I nodded. I'd told him a bit about my mother's side of the family over dinner two nights earlier. He seemed to know a lot about American culture. I'd bet he'd spent time there, but I wasn't going to ask. It interested me more to let Arnaud set the pace for revealing himself to me. "What do you eat them with?" I asked.

"Lemon juice. That's it."

"Sounds delicious." Nothing could resemble a classic WASP summer dish more – something simple that required minimal fuss, other than shucking the oysters out of their shells, which someone else would do.

"I want to watch you eat oysters," he said, setting off butterflies in my stomach.

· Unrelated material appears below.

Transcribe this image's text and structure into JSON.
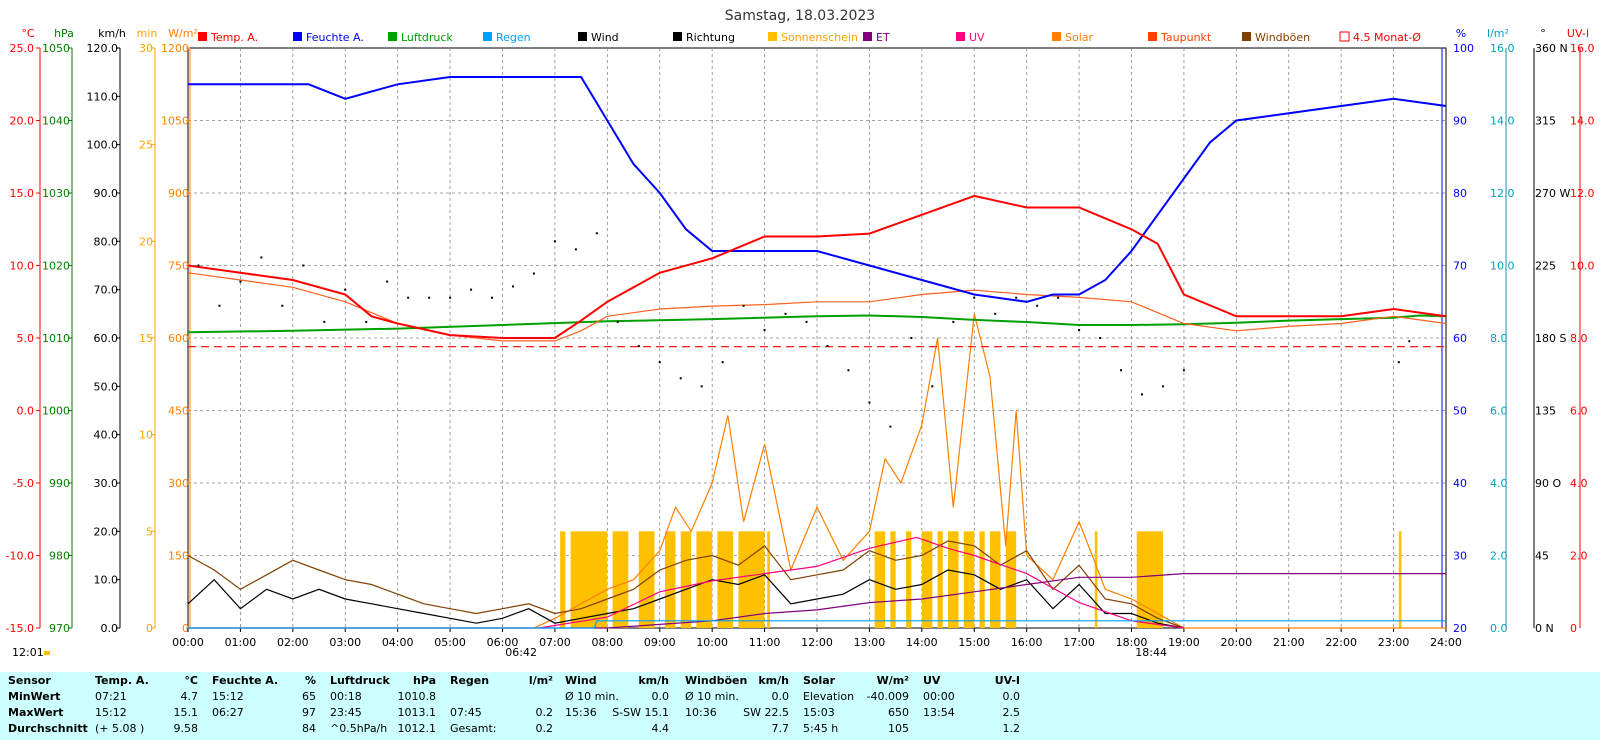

"Then Allons-y. Let's go," I replied, making a note to eat oysters like Catherine Deneuve would, not like a girl from New England.

We made our way to the seafood restaurant and sat outside. Arnaud ordered a bottle of Gerard Boulay Sancerre Chavignol, commanding the waiter's instant respect. His deference gave me pause. It occurred to me Arnaud was bien-élevé, well raised. With a last name that included a "de," was he well born or as the French put it, de bonne famille? While I ruminated I watched the small, dark man shucking oysters at a station tucked under the restaurant terrace's dark green and white canopy.

In a minute, our dishes arrived. I sampled my first oyster, followed by a sip of light, crisp Sancerre. Heaven. For the first time, I really understood what the French obsession with correct food and drink combinations was all about.

"I'd like to ask you something," Arnaud said, his expression serious.

"What?" My spine tingled.

"I'm going to my country house next weekend. Would you join me?"

I felt my eyes widen, his gaze dissolving my will to say anything but yes. Yes, yes, and yes. I just couldn't bring myself to say it aloud. Finally, I spoke.